Jakarta (ANTARA News) - Perselingkuhan yang terjadi di antara pasangan suami istri seharusnya tidak boleh melibatkan anak, kata psikolog Kasandra Putranto.
Dampak yang dirasakan oleh anak yang terpapar perselingkuhan bervariasi tergantung dari usia dan kualitas mental anak, kondisi konflik perselingkuhan dan intervensi.
"Umumnya anak-anak korban perselingkuhan memiliki ciri khas CEN (Childhood Emotional Negligence) karena orangtua sibuk selingkuh dan berantem, jadi kebutuhan emosional anak tidak cukup terpenuhi," kata Kasandra pada ANTARA News lewat pesan singkat.
Dilansir Good Therapy, ciri-ciri CEN yang bisa muncul saat dewasa bisa meliputi rasa kurang percaya diri, merasa hampa, merasa ada yang hilang tapi tak tahu apa atau merasa kebal dari suatu perasaan.
Kasandra menyarankan untuk tidak mengumbar drama keluarga secara berlebihan agar tidak menimbulkan trauma pada anak.
Ia juga menjelaskan sebuah perselingkuhan biasanya disebabkan oleh beberapa faktor. Pertama, faktor pelaku.
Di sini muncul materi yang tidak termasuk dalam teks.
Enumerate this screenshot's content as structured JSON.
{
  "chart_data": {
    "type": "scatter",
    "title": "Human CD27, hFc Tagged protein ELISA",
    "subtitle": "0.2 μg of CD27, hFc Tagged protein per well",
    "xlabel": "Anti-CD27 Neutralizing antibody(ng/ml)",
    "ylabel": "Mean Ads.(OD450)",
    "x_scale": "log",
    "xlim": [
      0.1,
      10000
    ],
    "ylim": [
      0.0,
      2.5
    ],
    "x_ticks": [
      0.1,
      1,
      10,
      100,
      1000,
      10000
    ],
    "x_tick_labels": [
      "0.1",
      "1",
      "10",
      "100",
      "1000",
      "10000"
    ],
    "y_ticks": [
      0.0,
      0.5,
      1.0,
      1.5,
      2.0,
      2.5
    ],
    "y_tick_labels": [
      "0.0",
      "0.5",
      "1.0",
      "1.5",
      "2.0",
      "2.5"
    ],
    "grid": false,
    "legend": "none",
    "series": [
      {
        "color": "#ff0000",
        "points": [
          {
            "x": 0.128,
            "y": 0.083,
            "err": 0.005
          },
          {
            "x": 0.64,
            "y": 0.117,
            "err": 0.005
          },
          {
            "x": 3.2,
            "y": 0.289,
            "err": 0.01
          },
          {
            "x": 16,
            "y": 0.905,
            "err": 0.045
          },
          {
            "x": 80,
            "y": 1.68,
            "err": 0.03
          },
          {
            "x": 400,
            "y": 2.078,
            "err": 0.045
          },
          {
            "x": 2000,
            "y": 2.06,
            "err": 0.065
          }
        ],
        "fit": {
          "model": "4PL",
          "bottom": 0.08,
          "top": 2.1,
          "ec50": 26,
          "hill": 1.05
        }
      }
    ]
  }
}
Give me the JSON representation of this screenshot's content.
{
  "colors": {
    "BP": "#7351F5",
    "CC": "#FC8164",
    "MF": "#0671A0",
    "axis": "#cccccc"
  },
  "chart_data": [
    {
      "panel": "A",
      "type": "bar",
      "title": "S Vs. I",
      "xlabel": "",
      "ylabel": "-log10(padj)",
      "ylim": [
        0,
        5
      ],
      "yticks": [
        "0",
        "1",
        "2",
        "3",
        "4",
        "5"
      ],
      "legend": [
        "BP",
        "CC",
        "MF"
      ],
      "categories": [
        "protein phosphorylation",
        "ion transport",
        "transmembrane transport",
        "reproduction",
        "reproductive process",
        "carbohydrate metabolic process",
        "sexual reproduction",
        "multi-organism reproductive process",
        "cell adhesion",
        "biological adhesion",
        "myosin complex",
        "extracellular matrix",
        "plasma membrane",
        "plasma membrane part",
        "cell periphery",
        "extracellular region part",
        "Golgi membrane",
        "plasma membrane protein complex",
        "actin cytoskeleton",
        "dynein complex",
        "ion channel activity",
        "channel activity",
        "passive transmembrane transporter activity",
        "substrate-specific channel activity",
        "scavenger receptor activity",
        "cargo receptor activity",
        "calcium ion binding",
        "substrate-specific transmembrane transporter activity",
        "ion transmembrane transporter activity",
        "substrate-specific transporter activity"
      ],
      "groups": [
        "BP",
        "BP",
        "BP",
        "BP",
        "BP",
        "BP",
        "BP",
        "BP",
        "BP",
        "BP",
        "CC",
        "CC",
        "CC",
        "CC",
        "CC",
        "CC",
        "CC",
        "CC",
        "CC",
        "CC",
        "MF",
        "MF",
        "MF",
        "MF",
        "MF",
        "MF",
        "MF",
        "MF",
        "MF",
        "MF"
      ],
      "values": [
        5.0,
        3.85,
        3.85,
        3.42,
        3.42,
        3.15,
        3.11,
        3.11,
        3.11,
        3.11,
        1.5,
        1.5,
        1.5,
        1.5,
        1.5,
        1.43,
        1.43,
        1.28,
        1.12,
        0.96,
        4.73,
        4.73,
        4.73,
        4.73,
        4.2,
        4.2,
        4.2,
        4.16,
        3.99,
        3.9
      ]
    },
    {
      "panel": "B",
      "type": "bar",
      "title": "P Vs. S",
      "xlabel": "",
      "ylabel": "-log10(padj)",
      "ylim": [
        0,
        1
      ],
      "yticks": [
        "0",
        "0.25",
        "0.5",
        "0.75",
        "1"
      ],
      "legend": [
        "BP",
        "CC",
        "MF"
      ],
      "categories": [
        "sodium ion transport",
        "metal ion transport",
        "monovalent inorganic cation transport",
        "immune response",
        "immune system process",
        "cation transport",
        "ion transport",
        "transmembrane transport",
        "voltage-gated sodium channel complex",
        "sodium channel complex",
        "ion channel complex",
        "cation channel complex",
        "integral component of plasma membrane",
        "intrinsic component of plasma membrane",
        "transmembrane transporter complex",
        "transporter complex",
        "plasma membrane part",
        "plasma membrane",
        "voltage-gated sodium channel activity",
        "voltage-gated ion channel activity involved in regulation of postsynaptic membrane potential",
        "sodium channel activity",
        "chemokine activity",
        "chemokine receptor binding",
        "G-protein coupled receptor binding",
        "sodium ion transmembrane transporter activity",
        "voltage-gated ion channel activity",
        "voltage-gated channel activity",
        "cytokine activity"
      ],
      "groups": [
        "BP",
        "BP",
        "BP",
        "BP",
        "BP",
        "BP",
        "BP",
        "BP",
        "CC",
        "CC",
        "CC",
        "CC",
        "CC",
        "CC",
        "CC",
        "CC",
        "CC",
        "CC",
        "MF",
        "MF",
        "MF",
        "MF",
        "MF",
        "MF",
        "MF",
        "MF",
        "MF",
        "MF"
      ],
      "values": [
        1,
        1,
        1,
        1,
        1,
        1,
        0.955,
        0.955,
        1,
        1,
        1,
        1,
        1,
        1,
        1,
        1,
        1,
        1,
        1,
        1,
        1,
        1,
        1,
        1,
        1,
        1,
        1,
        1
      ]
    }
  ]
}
"Mereka memiliki profil yang khas dengan kebutuhan lebih dalam hal emosional, seksual, finansial dan lain lain, sehingga mereka mencari hubungan di luar hubungan resmi mereka."
Faktor kedua adalah pasangan pelaku. Mereka biasanya punya profil psikologis khas pula yang memberikan alasan bagi pelaku untuk membenarkan perilaku selingkuh mereka. Bisa jadi ini menyangkut fisik, emosi, perhatian, pendidikan, atau perilaku.
Perselingkuhan juga bisa muncul akibat tekanan lingkungan, seperti teman atau keluarga, juga faktor teknologi informasi di mana akses semakin mudah, luas dan cepat.